Cons: Early training and socialization is required to ensure the Eskimo Dog doesn’t develop a superiority complex. Excessive barking and general disobedience is present when the dog believes it’s in charge.
Pros: These gentle goofballs make for a great apartment companion due to their friendly temperament and generally low activity level. Bulldogs are quiet, loyal pets that would much rather spend their time close to you than running off chasing squirrels.
Cons: Even though the Bulldog is content with lying around, daily exercise is required to make sure it stays healthy. They’re also prone to slobbering, which may be a problem for some people.
7. Bichon Frise
Pros: This white fluff ball is a true man’s best friend that loves nothing more than to spend time with its person. Possessing an affectionate temperament towards everyone, the Bichon Frise takes very well to obedience training. It requires daily walks, but is perfectly satisfied without a yard.
Cons: Housebreaking a Bichon Frise takes a great deal of time and patience. The breed also requires regular grooming. If not socialized and trained, it may develop problems such as anxiety, disobedience, aggression, destructive behavior, and barking.
8. Toy Poodle
Pros: Sweet, playful, and wicked smart, the Toy Poodle is the ultimate lapdog due to its small size and affectionate demeanor. They require little exercise and are easy to train thanks to their alert intellect.

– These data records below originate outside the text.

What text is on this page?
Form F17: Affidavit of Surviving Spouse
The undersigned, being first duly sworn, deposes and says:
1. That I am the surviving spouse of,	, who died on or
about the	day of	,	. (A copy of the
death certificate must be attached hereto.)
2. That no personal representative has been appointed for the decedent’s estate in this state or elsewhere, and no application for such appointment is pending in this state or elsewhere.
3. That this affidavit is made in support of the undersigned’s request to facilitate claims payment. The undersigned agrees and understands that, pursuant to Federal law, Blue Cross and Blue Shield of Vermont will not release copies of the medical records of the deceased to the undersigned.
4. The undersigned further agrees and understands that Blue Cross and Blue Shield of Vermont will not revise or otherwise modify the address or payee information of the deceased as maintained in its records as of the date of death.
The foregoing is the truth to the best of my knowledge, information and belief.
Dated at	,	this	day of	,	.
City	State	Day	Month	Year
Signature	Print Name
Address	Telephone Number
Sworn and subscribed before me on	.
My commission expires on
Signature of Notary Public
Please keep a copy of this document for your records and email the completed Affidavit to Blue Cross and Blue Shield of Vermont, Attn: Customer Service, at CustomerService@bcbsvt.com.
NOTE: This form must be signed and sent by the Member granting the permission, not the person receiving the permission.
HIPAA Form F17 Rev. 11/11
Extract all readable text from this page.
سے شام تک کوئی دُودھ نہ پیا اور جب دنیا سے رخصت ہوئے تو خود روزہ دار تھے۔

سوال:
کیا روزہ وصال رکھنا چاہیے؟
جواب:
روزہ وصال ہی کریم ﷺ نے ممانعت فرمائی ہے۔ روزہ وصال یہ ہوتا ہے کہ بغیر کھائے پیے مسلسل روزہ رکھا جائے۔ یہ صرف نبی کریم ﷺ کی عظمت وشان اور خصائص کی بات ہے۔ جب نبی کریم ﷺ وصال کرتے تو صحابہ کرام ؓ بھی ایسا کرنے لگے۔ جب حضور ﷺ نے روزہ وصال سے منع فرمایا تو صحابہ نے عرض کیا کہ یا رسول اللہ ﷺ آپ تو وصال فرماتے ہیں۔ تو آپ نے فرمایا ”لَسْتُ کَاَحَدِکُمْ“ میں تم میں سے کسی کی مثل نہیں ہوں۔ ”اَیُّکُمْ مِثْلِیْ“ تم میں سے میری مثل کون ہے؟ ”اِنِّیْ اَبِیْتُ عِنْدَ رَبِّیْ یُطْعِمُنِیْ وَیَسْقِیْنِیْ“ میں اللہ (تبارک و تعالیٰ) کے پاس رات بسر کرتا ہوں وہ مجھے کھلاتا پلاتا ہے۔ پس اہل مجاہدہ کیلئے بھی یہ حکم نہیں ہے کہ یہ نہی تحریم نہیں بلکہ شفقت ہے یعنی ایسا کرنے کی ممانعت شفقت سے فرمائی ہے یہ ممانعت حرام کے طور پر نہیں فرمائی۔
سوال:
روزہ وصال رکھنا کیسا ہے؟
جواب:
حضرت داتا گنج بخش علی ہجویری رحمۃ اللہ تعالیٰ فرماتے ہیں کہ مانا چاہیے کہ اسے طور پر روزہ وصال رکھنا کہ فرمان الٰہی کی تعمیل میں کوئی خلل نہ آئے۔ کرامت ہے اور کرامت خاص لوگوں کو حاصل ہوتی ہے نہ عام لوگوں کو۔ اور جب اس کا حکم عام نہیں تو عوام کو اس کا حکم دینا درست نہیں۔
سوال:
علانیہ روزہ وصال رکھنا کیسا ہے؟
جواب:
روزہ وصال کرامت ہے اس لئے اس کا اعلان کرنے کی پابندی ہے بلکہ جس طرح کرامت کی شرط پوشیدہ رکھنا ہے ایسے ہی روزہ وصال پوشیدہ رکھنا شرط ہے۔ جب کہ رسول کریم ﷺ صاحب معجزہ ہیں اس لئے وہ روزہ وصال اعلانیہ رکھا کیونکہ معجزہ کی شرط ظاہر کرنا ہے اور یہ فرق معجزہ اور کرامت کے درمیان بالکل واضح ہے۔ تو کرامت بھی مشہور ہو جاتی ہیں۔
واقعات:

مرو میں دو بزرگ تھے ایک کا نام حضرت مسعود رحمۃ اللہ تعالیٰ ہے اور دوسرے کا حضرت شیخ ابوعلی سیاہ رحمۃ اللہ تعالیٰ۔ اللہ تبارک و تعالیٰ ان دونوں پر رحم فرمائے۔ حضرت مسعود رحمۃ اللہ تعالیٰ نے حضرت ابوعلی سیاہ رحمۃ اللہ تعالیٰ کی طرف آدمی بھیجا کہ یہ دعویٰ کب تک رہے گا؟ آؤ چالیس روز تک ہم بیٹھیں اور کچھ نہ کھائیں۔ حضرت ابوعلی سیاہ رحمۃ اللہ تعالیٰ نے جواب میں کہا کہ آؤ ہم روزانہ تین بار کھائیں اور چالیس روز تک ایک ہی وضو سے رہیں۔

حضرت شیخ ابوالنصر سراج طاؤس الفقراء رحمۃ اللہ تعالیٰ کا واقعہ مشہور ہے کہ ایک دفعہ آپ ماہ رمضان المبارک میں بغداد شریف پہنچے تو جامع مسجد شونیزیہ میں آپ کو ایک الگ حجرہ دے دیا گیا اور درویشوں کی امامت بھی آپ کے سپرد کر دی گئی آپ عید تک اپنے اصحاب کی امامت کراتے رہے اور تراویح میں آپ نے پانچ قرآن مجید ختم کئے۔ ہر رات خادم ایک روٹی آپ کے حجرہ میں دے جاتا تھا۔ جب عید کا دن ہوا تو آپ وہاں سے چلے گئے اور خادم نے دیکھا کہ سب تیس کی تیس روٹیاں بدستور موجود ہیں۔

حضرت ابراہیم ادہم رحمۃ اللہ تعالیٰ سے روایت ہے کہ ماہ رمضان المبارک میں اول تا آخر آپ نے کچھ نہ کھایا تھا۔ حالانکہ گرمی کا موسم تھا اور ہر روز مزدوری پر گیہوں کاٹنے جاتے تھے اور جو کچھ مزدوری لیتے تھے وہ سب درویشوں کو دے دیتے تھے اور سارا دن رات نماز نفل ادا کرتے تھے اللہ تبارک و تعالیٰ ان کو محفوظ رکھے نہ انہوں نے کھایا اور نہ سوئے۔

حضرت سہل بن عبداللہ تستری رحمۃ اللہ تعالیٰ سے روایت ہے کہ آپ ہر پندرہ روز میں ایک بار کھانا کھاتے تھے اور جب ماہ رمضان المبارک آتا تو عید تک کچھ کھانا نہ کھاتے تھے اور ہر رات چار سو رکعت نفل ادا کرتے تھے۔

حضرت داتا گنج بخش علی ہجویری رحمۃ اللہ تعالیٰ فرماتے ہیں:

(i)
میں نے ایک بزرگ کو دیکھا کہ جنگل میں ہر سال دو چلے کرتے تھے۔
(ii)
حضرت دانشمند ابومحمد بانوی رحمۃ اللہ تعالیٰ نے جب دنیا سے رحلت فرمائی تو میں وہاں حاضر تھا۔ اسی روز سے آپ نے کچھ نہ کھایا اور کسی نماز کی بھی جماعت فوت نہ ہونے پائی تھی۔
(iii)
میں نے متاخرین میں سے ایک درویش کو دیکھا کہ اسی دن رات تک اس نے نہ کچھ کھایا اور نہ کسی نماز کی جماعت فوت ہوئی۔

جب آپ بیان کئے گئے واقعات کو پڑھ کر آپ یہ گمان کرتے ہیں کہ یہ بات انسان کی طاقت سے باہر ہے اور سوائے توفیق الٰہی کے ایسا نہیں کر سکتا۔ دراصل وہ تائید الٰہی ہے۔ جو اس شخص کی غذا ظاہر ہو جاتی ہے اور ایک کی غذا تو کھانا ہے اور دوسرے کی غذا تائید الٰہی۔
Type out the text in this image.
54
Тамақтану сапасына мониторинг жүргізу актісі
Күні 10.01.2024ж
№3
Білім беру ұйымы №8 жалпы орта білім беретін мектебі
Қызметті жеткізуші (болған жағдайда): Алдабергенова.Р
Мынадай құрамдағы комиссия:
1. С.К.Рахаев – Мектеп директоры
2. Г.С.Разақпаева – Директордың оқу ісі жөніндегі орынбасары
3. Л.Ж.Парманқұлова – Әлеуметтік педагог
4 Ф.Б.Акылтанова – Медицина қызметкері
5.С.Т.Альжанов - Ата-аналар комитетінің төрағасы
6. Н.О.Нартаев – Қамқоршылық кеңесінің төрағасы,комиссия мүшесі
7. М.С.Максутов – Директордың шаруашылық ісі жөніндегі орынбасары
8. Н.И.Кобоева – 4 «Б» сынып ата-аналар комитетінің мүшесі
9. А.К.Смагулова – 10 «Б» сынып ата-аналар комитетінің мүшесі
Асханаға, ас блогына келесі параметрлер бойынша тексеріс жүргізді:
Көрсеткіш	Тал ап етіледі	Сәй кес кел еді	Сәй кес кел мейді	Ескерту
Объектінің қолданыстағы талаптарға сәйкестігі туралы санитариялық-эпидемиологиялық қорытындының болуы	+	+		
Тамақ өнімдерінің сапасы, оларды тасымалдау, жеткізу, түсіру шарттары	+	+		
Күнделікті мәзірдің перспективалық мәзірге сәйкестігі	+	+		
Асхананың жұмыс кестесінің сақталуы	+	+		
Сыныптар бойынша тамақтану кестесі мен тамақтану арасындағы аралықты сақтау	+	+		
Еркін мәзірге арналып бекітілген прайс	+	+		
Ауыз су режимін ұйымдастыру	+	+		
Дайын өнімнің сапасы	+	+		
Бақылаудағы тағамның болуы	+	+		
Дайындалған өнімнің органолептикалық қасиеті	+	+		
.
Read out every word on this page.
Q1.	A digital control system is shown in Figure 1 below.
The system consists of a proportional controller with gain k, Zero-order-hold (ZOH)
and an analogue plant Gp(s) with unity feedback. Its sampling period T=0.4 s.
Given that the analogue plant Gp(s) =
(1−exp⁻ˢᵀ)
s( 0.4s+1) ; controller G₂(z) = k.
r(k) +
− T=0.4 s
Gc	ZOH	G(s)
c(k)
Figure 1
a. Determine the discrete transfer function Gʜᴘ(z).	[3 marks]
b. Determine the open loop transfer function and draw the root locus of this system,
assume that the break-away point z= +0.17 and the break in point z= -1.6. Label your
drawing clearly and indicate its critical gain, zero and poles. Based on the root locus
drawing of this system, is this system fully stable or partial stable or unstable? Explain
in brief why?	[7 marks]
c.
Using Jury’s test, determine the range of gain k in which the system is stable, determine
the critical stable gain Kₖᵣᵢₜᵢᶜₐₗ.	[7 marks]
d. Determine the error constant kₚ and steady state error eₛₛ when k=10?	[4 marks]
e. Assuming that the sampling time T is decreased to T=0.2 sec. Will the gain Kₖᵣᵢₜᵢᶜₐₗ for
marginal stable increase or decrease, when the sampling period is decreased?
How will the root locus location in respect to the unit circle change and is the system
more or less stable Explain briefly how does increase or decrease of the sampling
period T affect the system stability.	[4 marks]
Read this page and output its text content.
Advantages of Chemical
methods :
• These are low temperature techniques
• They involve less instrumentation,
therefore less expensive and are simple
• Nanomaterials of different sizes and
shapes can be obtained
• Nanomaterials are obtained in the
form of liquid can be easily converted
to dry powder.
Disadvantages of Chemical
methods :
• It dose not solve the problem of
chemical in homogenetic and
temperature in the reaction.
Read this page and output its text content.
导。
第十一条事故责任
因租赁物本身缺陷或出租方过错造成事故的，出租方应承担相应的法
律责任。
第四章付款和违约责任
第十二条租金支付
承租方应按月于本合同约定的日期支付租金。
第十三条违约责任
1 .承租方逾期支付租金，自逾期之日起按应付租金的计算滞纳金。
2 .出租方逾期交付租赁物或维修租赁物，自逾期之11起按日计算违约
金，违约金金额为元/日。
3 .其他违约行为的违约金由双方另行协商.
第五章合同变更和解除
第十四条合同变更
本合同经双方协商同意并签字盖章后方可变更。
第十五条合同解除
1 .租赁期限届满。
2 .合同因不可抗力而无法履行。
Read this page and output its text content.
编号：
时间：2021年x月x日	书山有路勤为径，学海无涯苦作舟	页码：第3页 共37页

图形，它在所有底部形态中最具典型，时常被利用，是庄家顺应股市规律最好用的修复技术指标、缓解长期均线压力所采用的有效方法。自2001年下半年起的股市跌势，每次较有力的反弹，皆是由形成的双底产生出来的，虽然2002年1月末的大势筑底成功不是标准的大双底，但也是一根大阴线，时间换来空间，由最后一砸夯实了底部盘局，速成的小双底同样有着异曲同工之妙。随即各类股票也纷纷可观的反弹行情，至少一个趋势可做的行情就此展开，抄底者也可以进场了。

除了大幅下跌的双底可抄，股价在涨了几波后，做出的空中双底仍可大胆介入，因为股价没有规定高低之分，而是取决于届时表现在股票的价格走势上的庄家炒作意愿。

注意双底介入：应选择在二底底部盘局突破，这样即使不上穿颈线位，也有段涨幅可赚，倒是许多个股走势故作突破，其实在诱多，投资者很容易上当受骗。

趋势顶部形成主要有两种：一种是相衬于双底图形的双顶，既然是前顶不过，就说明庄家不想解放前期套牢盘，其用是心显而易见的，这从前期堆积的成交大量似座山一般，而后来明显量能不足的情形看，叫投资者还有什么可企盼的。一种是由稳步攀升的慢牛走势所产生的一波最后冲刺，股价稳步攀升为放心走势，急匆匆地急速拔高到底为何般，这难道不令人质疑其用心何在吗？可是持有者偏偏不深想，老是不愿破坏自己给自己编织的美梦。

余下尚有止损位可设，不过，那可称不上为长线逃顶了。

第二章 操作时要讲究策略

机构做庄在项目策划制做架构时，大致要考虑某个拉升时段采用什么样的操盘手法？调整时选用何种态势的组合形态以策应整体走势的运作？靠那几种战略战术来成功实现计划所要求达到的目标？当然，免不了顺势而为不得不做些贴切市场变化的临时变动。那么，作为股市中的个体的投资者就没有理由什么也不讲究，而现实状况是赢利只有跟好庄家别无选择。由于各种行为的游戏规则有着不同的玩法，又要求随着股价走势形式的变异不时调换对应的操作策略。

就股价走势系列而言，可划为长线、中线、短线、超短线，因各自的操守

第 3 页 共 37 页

Cons: Toy Poodles are very small and delicate and shouldn’t be handled roughly by other animals or small children.
9. Great Dane
Pros: Although the Great Dane can reach a whopping 180 pounds, it makes an excellent apartment pet due to its lazy attitude. In addition to being very relaxed, Great Danes are friendly, obedient, and very easy to train. In spirit, they are the perfect dog for apartment life.
Cons: The large size may be too much for some smaller apartments, and some insurance companies have weight limits on pets.
Pros: Despite being quick runners, Greyhounds are much more likely to loaf around on the couch than bounce off the walls. They’re gentle with kids and other animals and won’t bark or destroy fragile decor. They don’t have a lot of stamina and only require a short walk or two every day to keep them satisfied.
Cons: Greyhounds can be timid, and some may be wary of other dogs, cats, or strangers.